Like any big city there are problems. Some of which Shteir nails: a legacy of racial segregation (which is why the homicide uptick so heavily weighs on just a few communities), underfunded infrastructure but most seriously its crappy schools. But the idea that Chicago is heading the way of Detroit is preposterous for the reason that if, as a big company, you have to be in the middle of America it is more often than not the best place to be.

Whatever else Shteir thinks of it, the young technology hipsters, the wives of the men of money in the financial centres, and the expensively educated Midwestern graduates all gravitate to Chicago to find culture, like-minded smart people and jobs. In all directions Chicago stands out of the Great Plains like Dorothy's Emerald city--glowing on the horizon with promise. Whether you live in Des Moines, Omaha, Milwaukee, Columbus, Indianapolis or Springfield, it is and always will be the Big City. To the logistics companies, Big Ag, the higher education sector, finance, the architectural firms, and retailers, Chicago remains a centre of gravity either in the region or nationally. That isn't boosterism or pity, just fact.
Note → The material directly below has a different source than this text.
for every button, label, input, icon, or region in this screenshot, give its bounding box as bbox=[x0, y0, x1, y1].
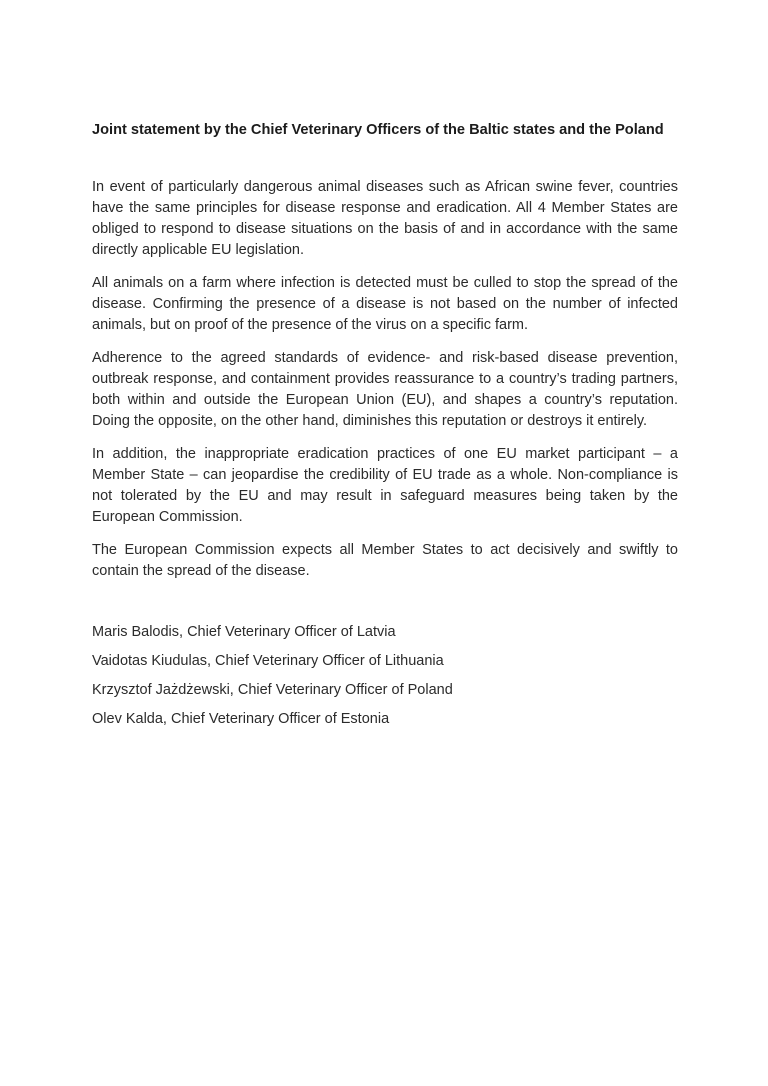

What is truly fascinating about Chicago is that given the public pension deficit, and high taxation, that companies seem increasingly happy to set up here. Why did United Airlines, BP and Willis Group Holdings decide to move downtown in 2011, when they should have been rushing for the door given Shteir's thesis? Why is the city, rather than the metropolitan area, showing a resurgence in appeal to companies of all kinds? Why is there a revival here?

Sure there are tensions with the old Chicago, every now and then signs of the machine and the corruption resurface. And Illinois, with its dysfunction, continues to act as a drag on the city. But if one looks beyond a worn-out view of the city one would find data that do not fit the hypothesis. A city on the forefront of transparency and public information, or in innovative ways of financing public infrastructure, or having increased its graduation rate from its community colleges by 60% in a few  years. To dismiss all of this, as well as the bike lanes, the riverside walk, the teachers in libraries, and even the hard won longer school day is to miss the real story. Chicago is, and always will be, a compelling place to live and work and that is because of both its real assets but most importantly because of the people who live here, and their positive attitudes about the city.
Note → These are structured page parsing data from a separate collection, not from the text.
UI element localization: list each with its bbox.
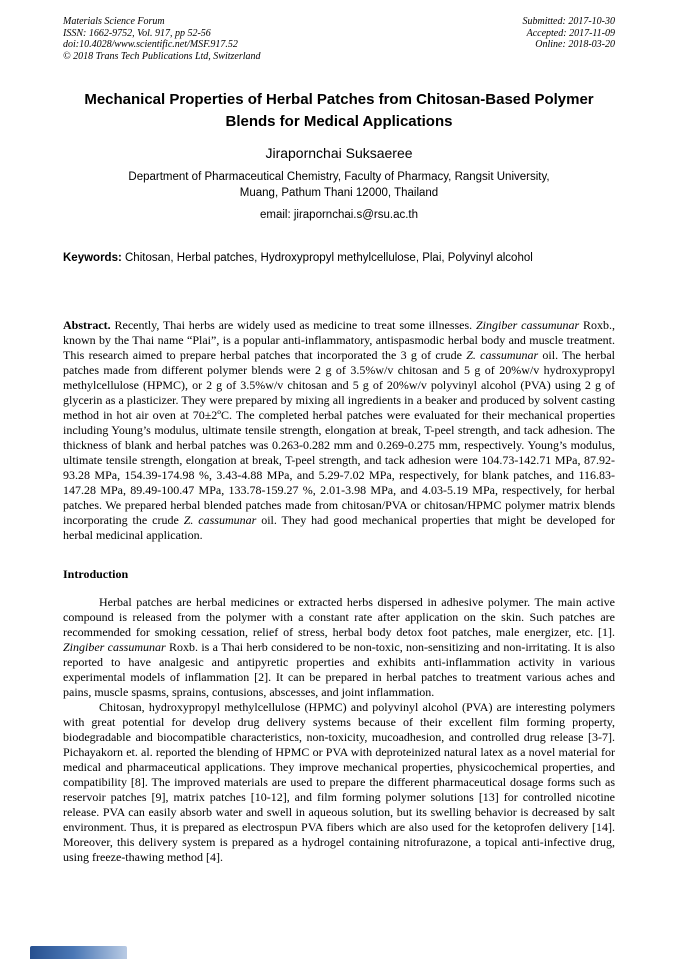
journal-copyright-line: © 2018 Trans Tech Publications Ltd, Switzerland [63, 50, 261, 62]
journal-name: Materials Science Forum [63, 16, 165, 27]
affiliation [63, 169, 615, 201]
publisher-logo-bar [30, 946, 127, 959]
author-name: Jirapornchai Suksaeree [265, 145, 413, 161]
submitted-date: Submitted: 2017-10-30 [522, 16, 615, 27]
paper-title: Mechanical Properties of Herbal Patches from Chitosan-Based Polymer Blends for Medical Applications [84, 91, 594, 130]
page-content [63, 16, 615, 865]
affiliation-line-2: Muang, Pathum Thani 12000, Thailand [239, 187, 439, 199]
journal-doi-line: doi:10.4028/www.scientific.net/MSF.917.52 [63, 39, 238, 50]
journal-issn-line: ISSN: 1662-9752, Vol. 917, pp 52-56 [63, 27, 211, 39]
affiliation-line-1: Department of Pharmaceutical Chemistry, Faculty of Pharmacy, Rangsit University, [128, 171, 550, 183]
keywords-line: Keywords: Chitosan, Herbal patches, Hydroxypropyl methylcellulose, Plai, Polyvinyl alcohol [63, 252, 533, 264]
journal-header-left [63, 16, 261, 62]
body-paragraph: Herbal patches are herbal medicines or extracted herbs dispersed in adhesive polymer. The main active compound is released from the polymer with a constant rate after application on the skin. Such patches are recommended for smoking cessation, relief of stress, herbal body detox foot patches, male energizer, etc. [1]. Zingiber cassumunar Roxb. is a Thai herb considered to be non-toxic, non-sensitizing and non-irritating. It is also reported to have analgesic and antipyretic properties and exhibits anti-inflammation activity in various experimental models of inflammation [2]. It can be prepared in herbal patches to treatment various aches and pains, muscle spasms, sprains, contusions, abscesses, and joint inflammation. [63, 595, 615, 699]
section-heading-introduction: Introduction [63, 567, 129, 581]
abstract-paragraph: Abstract. Recently, Thai herbs are widely used as medicine to treat some illnesses. Zingiber cassumunar Roxb., known by the Thai name “Plai”, is a popular anti-inflammatory, antispasmodic herbal body and muscle treatment. This research aimed to prepare herbal patches that incorporated the 3 g of crude Z. cassumunar oil. The herbal patches made from different polymer blends were 2 g of 3.5%w/v chitosan and 5 g of 20%w/v hydroxypropyl methylcellulose (HPMC), or 2 g of 3.5%w/v chitosan and 5 g of 20%w/v polyvinyl alcohol (PVA) using 2 g of glycerin as a plasticizer. They were prepared by mixing all ingredients in a beaker and produced by solvent casting method in hot air oven at 70±2ºC. The completed herbal patches were evaluated for their mechanical properties including Young’s modulus, ultimate tensile strength, elongation at break, T-peel strength, and tack adhesion. The thickness of blank and herbal patches was 0.263-0.282 mm and 0.269-0.275 mm, respectively. Young’s modulus, ultimate tensile strength, elongation at break, T-peel strength, and tack adhesion were 104.73-142.71 MPa, 87.92-93.28 MPa, 154.39-174.98 %, 3.43-4.88 MPa, and 5.29-7.02 MPa, respectively, for blank patches, and 116.83-147.28 MPa, 89.49-100.47 MPa, 133.78-159.27 %, 2.01-3.98 MPa, and 4.03-5.19 MPa, respectively, for herbal patches. We prepared herbal blended patches made from chitosan/PVA or chitosan/HPMC polymer matrix blends incorporating the crude Z. cassumunar oil. They had good mechanical properties that might be developed for herbal medicinal application. [63, 318, 615, 542]
online-date: Online: 2018-03-20 [535, 39, 615, 50]
journal-header-right [523, 16, 616, 62]
author-email: email: jirapornchai.s@rsu.ac.th [259, 209, 419, 221]
body-paragraph: Chitosan, hydroxypropyl methylcellulose (HPMC) and polyvinyl alcohol (PVA) are interesting polymers with great potential for develop drug delivery systems because of their excellent film forming property, biodegradable and biocompatible characteristics, non-toxicity, mucoadhesion, and controlled drug release [3-7]. Pichayakorn et. al. reported the blending of HPMC or PVA with deproteinized natural latex as a novel material for medical and pharmaceutical applications. They improve mechanical properties, physicochemical properties, and compatibility [8]. The improved materials are used to prepare the different pharmaceutical dosage forms such as reservoir patches [9], matrix patches [10-12], and film forming polymer solutions [13] for controlled nicotine release. PVA can easily absorb water and swell in aqueous solution, but its swelling behavior is decreased by salt environment. Thus, it is prepared as electrospun PVA fibers which are also used for the ketoprofen delivery [14]. Moreover, this delivery system is prepared as a hydrogel containing nitrofurazone, a topical anti-infective drug, using freeze-thawing method [4]. [63, 700, 615, 864]
journal-header [63, 16, 615, 62]
accepted-date: Accepted: 2017-11-09 [526, 27, 615, 39]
Call it boosterism if you wish, but to revel in urban misery is to miss a trick. I know this, having lived for most of my life in London. Here the citizens are as rude as any you will find in New York or Paris, but Londoners also wear their authentic despondency like some kind of banner. We gripe and moan and bitch about London and its transport, its weather, its high prices and the impossibility of finding a decent home. But secretly we know that it truly remains one of the best cities in the world even if we never choose to celebrate that fact. It was for that reason we spent most of the run-up to the Olympics dreading the event.

Lastly, and this is the giant flaw in Shteir's thesis, a city is fundamentally about much more than its infrastructure and politicians. It is about its people and their attitudes and this is where Chicago overflows with abundance.
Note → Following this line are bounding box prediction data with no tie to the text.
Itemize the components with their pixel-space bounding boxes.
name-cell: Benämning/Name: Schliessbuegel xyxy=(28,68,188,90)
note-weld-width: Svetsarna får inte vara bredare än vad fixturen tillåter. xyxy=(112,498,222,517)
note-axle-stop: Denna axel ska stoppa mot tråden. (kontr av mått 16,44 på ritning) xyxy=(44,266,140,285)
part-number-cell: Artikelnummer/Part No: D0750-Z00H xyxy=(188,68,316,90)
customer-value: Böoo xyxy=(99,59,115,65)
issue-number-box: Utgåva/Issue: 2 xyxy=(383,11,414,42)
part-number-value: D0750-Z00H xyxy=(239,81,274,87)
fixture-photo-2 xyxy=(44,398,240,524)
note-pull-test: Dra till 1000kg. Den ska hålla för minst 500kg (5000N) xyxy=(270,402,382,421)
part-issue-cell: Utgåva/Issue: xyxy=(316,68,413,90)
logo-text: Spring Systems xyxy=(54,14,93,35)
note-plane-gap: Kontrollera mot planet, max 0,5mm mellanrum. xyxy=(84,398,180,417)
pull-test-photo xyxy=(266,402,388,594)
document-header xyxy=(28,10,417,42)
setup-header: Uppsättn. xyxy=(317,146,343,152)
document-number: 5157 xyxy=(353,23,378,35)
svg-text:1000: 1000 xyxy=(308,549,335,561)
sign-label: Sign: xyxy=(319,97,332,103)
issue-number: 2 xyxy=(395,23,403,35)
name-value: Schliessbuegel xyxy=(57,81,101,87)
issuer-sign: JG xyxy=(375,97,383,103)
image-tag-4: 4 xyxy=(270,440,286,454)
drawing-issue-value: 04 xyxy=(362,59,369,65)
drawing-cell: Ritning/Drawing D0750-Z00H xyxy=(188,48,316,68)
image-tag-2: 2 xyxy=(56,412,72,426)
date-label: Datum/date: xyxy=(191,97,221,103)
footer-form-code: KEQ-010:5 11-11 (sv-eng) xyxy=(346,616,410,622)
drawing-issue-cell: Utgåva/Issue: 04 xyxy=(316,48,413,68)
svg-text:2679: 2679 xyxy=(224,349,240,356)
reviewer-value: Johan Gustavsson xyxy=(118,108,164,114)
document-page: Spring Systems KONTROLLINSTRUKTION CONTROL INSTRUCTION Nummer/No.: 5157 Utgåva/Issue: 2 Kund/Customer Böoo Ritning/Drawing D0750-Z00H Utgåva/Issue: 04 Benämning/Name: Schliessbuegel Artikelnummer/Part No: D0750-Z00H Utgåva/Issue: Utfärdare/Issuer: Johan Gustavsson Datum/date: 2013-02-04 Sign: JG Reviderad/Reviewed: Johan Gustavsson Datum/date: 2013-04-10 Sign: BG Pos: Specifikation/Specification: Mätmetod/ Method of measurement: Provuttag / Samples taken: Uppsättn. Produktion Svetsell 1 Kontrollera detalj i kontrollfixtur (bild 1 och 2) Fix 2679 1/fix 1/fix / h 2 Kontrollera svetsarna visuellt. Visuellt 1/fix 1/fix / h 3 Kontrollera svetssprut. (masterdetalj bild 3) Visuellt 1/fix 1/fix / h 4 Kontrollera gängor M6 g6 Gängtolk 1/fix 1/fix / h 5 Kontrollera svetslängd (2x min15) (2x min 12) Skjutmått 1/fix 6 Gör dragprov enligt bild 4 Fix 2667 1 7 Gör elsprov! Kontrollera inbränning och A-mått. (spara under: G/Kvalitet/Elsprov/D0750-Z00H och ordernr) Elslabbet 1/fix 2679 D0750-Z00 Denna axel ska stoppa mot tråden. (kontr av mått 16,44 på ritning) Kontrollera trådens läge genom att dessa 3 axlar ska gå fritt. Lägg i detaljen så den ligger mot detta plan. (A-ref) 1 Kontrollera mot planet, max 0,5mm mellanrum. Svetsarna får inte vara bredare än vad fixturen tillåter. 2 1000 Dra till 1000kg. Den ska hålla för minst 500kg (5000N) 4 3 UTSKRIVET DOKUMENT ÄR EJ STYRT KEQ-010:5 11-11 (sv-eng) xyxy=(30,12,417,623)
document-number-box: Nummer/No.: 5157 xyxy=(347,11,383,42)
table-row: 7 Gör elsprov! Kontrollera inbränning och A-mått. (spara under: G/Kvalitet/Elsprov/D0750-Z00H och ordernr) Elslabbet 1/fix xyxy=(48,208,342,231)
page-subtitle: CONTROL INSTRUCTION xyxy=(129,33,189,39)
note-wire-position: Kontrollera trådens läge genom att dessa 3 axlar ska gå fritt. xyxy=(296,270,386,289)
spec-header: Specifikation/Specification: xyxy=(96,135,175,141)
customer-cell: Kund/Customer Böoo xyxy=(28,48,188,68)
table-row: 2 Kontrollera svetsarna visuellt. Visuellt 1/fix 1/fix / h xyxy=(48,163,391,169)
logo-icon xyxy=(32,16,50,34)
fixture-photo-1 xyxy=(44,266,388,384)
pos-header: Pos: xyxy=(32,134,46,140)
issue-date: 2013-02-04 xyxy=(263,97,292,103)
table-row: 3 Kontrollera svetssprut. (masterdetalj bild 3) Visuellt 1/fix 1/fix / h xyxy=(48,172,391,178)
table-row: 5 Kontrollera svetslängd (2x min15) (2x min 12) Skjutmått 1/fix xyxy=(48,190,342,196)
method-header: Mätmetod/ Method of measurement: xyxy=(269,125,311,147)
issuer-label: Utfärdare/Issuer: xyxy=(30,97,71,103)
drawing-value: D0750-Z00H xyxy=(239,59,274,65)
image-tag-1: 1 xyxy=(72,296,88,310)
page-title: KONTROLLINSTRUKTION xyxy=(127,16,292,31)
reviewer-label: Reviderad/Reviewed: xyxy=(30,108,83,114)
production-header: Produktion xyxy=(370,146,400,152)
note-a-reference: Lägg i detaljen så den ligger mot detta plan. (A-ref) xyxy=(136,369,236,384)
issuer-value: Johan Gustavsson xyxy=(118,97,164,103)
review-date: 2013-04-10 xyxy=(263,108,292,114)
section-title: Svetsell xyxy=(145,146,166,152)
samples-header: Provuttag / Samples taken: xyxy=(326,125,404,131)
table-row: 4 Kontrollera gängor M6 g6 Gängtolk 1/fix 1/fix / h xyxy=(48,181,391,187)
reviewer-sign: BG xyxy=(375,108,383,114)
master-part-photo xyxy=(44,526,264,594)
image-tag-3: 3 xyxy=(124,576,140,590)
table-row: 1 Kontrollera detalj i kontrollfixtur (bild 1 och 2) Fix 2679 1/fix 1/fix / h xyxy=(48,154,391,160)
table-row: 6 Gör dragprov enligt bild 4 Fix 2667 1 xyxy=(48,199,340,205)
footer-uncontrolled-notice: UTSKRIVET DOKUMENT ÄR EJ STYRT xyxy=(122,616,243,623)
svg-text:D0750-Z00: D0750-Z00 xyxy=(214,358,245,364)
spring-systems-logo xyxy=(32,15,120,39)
What I love about Chicago is the way that people engage you in conversation, or are happy to sit on their front porch or have their children play on the sidewalk. The way they are open to chatting to passers by. And when I bump into someone in the supermarket they say "excuse me" as an apology if they were so rude to be in my way. There is a Midwestern openness and expansiveness that inspires great affection. So different from the more uptight, doomy, Londoners who peek behind their twitching net curtains and think that anyone sitting in their front garden is slightly odd. Chicagoans join in on things. They throw block parties, and street festivals, and fun runs at the drop of a hat. They are relentless do-ers and joiners. And that is what makes Shteir an ill fit for this city because loving it is part of what makes it great.